Invité par la BBC, Griffin se défend d’être un nazi   
22/10/2009

 Le président du British National Party (BNP) Nick Griffin, dont l’invitation à participer pour la première fois à un débat de la BBC a suscité un vif émoi en Grande-Bretagne, s’est défendu jeudi d’être un nazi tout en exposant ses thèses anti-immigration. Un demi-millier de personnes s’étaient réunies jeudi soir à l’appel d’associations antiracistes devant le siège de la BBC, dans l’ouest de Londres, pour protester contre la participation de Nick Griffin à l’émission "Question Time" - une première -, qui réunit régulièrement trois millions de téléspectateurs.

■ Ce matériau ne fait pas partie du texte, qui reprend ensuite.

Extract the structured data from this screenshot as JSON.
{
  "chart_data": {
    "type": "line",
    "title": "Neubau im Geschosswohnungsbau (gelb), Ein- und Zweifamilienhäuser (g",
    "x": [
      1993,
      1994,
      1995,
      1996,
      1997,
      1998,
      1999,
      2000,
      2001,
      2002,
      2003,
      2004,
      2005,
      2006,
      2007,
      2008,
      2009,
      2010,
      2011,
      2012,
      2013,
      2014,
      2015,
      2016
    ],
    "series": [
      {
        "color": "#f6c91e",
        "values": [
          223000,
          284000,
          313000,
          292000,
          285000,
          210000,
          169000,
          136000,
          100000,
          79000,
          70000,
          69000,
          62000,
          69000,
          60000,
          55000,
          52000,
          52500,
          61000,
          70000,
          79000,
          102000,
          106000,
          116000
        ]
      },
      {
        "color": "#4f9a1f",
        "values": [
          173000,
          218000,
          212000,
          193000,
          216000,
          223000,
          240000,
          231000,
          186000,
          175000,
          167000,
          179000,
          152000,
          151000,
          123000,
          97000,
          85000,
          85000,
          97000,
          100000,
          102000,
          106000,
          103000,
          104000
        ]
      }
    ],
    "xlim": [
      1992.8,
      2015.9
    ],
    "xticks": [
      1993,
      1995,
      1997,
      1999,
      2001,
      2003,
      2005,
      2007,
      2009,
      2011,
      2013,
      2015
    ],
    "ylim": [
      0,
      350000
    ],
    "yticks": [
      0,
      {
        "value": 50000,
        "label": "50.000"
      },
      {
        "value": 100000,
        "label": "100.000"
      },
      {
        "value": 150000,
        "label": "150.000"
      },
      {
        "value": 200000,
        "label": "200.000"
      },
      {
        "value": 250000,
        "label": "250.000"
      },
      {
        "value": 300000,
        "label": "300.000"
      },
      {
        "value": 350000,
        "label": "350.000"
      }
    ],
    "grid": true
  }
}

Six personnes ont été arrêtées et trois agents de police ont été blessés lors de cette manifestation, a déclaré la police. Un petit nombre de manifestants ont brièvement réussi à s’introduire dans le bâtiment de la BBC avant d’être expulsés manu militari. Lors d’un débat d’une heure très animé, Nick Griffin a accusé les gouvernements successifs d’avoir commis un génocide contre le peuple britannique en menant des politiques d’immigration permissives. Souvent conspué ou moqué par le public en plateau, le leader d’extrême droite a jugé que l’islam entrait en contradiction avec les valeurs fondamentales de la société britannique et il a accusé la classe politique d’avoir mené "une expérience multiculturelle colossale" aux dépens du peuple britannique. Griffin a été questionné par ses contradicteurs sur ses commentaires passés sur la Seconde Guerre mondiale et l’Holocauste. "Je ne suis pas nazi, je ne l’ai jamais été", a-t-il dit, précisant n’avoir aucune "conviction" négationniste. Le ministre de la Justice, Jack Straw, qui participait à l’émission, a qualifié Griffin de "théoricien du complot" et l’a accusé de définir toute sa politique autour de la notion de race.
L’EXEMPLE DE LE PEN
La polémique avait gagné dans la journée jusqu’au plus haut sommet de la classe politique, deux ministres de haut rang s’élevant contre la décision de la BBC d’inviter Griffin. Pour sa part, le Premier ministre Gordon Brown avait jugé, tout en laissant à la BBC le choix de ses invités, que l’apparition du BNP à la télévision se retournerait contre le parti d’extrême droite. Le directeur général de la radio-télévision publique, Mark Thompson, avait déclaré que cette invitation se fondait sur le niveau de soutien recueilli par le BNP lors des dernières élections européennes et locales, en juin. Le BNP, qui prône l’arrêt de l’immigration, le rapatriement volontaire des immigrés et le retrait de la Grande-Bretagne de l’Union européenne, a gagné deux sièges au parlement européen. Non représenté aux Communes, il présentera plusieurs centaines de candidats aux prochaines législatives, d’ici juin. Les partis parlementaires redoutent qu’il n’attire des électeurs mécontentés par la récession et le scandale des notes de frais. "Pendant une récession, les gens sont tentés de voter contre leurs penchants traditionnels, comme le Labour, ce que je regrette. Mais je veux persuader les gens que voter pour le BNP n’est pas la bonne chose à faire", a dit Gordon Brown. Mark Thompson a estimé que c’était au parlement et au gouvernement d’interdire ou de censurer les partis. Il a rappelé que pendant les années 1980, Margaret Thatcher avait interdit d’antenne le Sinn Fein, aile politique de l’Armée républicaine irlandaise (IRA). "Même si nous avions présenté des arguments contre cette décision, nous l’avions appliquée. Si le BNP était interdit, la BBC se rangerait également à cette décision et le BNP n’apparaîtrait pas dans Question Time", a-t-il écrit dans un article paru dans The Guardian. Certains commentateurs politiques soulignent que le leader de l’extrême droite française Jean-Marie Le Pen a réussi à élargir son audience grâce à la télévision dans les années 1980. Pour Diane Abbott, première députée noire de Grande-Bretagne, la participation de Nick Griffin au débat de la BBC est "une erreur et une insulte". "Le résultat, c’est que cela le crédibilise, voilà pourquoi c’est une erreur", a-t-elle dit à la BBC.